Bank’s liability for failing to prevent fraud

4th November 2019

68711055 s
31425714 s
92156765 s

The Supreme Court has very recently (30th October 2019) handed down judgment in the case of Singularis Holdings Ltd (In Official Liquidation) v Daiwa Capital Markets Europe Ltd

For many years, banks in England have been subject to what is commonly referred to as the Quincecare duty (following the case of Barclays Bank PLC v Quincecare Limited). 

The decision in Quincecare was that there is an implied term of the contract between a bank and it’s customer which imposed upon the bank a duty of care not to carry out the customer’s order if the bank knows that the order has been given dishonestly.  The duty also makes the bank liable if it shuts it’s eyes to obvious dishonesty or is reckless by failing to make appropriate enquiries. 
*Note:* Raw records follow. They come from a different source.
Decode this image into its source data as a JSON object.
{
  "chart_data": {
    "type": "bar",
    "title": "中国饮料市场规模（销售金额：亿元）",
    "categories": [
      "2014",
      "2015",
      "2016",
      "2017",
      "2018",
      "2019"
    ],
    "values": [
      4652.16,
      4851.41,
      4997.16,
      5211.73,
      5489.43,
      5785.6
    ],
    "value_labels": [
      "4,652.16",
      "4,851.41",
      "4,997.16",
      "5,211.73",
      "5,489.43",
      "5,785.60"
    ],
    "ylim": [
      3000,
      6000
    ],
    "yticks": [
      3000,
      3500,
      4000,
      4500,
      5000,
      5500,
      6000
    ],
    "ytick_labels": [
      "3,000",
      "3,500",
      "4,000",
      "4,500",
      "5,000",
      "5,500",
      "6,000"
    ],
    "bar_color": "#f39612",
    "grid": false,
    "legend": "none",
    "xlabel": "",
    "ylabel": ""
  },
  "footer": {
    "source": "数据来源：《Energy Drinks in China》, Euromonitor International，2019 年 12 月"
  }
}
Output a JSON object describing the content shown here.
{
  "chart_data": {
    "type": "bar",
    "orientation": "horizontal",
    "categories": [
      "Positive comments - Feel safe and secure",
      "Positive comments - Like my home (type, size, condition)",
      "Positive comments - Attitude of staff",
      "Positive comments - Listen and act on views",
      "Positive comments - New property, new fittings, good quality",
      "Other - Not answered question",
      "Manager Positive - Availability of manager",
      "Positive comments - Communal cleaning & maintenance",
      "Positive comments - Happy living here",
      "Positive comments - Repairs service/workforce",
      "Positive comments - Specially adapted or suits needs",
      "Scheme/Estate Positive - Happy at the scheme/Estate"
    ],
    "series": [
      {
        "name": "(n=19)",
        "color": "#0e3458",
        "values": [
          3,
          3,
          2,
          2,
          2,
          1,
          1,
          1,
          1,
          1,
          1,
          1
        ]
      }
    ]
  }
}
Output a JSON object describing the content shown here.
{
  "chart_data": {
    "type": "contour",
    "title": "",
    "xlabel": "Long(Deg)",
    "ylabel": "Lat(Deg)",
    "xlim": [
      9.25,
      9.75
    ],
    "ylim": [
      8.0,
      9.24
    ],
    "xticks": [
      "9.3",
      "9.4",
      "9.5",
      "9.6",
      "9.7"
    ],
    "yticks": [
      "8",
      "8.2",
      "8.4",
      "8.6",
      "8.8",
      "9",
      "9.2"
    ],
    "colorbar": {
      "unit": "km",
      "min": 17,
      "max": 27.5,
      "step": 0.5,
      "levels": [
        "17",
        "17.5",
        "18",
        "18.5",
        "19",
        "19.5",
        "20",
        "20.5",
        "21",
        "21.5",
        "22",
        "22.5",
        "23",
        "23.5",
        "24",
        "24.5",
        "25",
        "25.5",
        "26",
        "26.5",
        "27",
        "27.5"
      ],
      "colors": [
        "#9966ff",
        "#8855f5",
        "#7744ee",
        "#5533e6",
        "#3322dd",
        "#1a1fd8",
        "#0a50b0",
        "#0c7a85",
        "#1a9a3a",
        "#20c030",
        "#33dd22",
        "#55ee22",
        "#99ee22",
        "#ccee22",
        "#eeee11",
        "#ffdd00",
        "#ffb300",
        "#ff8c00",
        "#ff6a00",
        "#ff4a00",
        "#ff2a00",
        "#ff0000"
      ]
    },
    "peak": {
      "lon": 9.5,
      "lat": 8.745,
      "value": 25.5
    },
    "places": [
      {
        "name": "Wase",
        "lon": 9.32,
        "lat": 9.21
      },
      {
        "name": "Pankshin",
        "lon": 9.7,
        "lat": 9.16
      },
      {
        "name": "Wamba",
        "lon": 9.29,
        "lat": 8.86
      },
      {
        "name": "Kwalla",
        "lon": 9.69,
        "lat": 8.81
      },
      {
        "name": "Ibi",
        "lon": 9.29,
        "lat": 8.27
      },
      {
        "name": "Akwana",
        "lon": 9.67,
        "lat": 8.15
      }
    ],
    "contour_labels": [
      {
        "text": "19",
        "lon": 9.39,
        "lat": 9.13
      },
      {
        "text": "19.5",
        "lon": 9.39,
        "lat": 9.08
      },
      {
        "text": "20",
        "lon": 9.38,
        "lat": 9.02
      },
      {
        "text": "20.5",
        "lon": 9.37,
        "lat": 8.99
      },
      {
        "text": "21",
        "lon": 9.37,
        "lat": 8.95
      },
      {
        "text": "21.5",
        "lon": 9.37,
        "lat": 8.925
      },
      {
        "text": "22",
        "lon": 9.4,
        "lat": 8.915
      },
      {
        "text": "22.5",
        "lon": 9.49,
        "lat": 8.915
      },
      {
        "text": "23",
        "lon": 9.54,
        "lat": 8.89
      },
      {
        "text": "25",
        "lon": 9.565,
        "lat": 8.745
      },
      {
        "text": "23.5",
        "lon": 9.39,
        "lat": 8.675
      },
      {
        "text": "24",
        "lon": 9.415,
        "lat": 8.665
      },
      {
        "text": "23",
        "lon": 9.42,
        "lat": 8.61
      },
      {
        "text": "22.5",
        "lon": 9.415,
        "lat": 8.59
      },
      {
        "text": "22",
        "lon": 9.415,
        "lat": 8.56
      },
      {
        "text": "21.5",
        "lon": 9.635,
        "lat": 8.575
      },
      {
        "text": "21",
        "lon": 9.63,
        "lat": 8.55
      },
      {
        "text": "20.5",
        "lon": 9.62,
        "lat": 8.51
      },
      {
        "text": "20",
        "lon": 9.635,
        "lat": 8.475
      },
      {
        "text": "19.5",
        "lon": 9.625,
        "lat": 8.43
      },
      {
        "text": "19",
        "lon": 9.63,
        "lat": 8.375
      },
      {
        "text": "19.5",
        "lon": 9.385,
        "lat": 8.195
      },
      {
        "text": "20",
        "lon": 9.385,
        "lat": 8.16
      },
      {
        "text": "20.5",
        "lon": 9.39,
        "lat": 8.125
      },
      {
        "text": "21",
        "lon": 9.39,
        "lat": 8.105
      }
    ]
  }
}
However it had been argued that the Quincecare duty did not apply in circumstances where the customer is a company and the instructions to the bank were given by the sole shareholder who, in effect, controls the company.

This was the situation in the Singularis case.  Mr Al Sanea, the sole shareholder and the controller of Singularis, gave instructions to Daiwa, the company’s bank, to pay out a cash surplus of $204M to a third party which left Singularis unable to pay it’s creditors. 
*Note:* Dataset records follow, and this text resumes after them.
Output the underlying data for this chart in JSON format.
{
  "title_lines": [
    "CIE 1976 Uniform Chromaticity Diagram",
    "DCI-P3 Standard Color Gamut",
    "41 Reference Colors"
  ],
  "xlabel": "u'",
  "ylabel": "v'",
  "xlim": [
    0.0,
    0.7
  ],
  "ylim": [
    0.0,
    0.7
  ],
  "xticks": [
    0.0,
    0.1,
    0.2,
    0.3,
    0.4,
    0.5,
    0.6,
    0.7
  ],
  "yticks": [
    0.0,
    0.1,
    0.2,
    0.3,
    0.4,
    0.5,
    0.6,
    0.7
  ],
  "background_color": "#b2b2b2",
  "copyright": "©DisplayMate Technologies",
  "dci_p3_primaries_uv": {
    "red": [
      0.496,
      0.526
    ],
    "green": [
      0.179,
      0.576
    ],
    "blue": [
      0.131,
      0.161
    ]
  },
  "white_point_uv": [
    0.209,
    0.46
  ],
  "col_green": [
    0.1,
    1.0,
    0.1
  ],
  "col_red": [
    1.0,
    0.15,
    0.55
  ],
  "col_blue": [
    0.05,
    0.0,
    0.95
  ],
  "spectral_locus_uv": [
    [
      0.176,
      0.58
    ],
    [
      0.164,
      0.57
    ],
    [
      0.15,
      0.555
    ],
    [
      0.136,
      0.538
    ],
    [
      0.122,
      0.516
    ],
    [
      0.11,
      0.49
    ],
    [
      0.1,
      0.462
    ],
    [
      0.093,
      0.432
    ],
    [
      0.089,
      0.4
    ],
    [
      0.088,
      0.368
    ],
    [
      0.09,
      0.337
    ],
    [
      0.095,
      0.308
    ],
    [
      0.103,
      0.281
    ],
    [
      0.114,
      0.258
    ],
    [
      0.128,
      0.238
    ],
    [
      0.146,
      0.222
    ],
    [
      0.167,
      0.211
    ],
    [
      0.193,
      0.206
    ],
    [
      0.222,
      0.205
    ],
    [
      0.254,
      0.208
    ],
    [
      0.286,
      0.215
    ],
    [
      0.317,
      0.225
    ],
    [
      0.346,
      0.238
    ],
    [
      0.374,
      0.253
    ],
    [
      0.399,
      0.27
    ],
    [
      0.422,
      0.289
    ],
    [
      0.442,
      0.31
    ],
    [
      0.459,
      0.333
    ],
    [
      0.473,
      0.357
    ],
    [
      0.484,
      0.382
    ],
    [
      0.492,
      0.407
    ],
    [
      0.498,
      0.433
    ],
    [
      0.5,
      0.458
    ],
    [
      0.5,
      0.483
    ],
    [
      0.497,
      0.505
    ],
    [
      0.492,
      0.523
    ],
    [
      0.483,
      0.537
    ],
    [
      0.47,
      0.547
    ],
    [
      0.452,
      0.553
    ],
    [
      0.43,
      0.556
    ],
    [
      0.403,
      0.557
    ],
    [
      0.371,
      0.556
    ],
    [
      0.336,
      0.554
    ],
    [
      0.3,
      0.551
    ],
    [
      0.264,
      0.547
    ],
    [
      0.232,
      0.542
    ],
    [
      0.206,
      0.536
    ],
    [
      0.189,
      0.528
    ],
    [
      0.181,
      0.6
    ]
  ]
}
The liquidators of Singularis brought claims against Daiwa including a claim for breach of the Quincecare duty. 

Daiwa raised a number of defences to the claim including one that, as Mr Al Sanea was the controlling mind of the company, any fraud by him should be attributed to the company so that a claim based on the Quincecare duty must fail on the ground of illegality and various other grounds. 

The Supreme Court unanimously dismissed Daiwa’s argument.  The only substantive judgment being given by Lady Hale and she held the bank liable for the losses suffered by Singularis as a result of Daiwa’s breach of its Quincecare duty.

This judgment is likely to be of great significance and places a greater onus on banks to question instructions given on behalf of closely controlled companies to make it harder for their owners to commit fraud on the company and it’s creditors.